Pour le ministre de l’Economie Johann Schneider-Amman, le respect et l’application des standards internationaux, par exemple dans le domaine des droits de l’homme, fait partie des responsabilités des entreprises et non de celles de l’Etat. Pourtant, un postulat de la Commission parlementaire de politique extérieure prie le gouvernement d’évaluer des solutions pour instaurer des mécanismes de diligence en matière de droits de l’homme et d’environnement. Et l’exécutif s’est dit prêt à accepter cette demande, qui arrivera prochainement devant la Chambre basse.

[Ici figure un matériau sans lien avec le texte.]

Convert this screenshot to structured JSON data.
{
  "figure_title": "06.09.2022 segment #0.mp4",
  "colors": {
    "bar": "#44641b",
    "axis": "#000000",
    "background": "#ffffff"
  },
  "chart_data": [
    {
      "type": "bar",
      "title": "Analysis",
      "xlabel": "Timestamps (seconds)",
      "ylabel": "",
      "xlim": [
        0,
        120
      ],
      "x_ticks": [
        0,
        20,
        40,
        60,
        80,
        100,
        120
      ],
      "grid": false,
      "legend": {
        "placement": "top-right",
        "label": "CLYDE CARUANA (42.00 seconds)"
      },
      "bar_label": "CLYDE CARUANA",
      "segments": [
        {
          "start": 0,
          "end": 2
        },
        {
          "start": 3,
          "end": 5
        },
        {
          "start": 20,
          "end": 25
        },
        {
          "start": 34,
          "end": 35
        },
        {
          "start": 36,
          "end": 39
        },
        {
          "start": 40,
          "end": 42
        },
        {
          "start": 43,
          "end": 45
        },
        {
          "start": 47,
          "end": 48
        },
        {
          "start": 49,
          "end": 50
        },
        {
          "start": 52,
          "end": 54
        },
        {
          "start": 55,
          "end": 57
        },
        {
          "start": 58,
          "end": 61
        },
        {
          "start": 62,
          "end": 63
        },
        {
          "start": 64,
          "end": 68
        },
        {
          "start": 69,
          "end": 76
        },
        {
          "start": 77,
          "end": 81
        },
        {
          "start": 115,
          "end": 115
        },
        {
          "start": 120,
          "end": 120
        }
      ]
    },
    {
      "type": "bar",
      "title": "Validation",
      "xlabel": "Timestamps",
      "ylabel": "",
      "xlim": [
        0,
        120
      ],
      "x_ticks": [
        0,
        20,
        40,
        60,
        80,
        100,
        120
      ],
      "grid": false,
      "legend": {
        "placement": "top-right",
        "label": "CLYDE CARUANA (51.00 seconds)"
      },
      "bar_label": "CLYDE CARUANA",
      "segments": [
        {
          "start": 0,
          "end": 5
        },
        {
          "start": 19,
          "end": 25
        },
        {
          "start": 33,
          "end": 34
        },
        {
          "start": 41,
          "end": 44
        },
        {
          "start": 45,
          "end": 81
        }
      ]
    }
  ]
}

Il s’agirait alors d’une réglementation applicable à toutes les activités de l’économie suisse à l’étranger, et pas seulement aux investissements au Myanmar.

Mais la mise en place d’une telle réglementation prendra des années, tempère Anne Seydoux-Christe, «alors que c’est maintenant qu’on en aurait besoin».

Selon Human Rights Watch et plusieurs autres ONG, les Rohingyas, minorité musulmane au Myanmar, font actuellement l’objet d’un véritable «nettoyage ethnique», avec des centaines de victimes depuis l’an dernier et plus de 120’000 déplacés de force. Les témoignages recueillis sur place sont effrayants: villages incendiés, enfants tués à coup de hache, cadavres déversés dans des fosses communes.

Venus du Bengale voisin, convertis à l’islam au XVe siècle, les Rohingyas sont installés dans l’Etat d’Arakan, au nord-ouest de la côte birmane. En 1982, le pouvoir militaire les a déchus de leur nationalité et ils sont dès lors des apatrides, considérés au Myanmar comme des migrants illégaux. Ces quelque 800’000 personnes forment la minorité la plus mal aimée du pays, que les bloggeurs locaux n’hésitent pas à qualifier de «chiens», de «voleurs», de «terroristes» ou de «monstres noirs».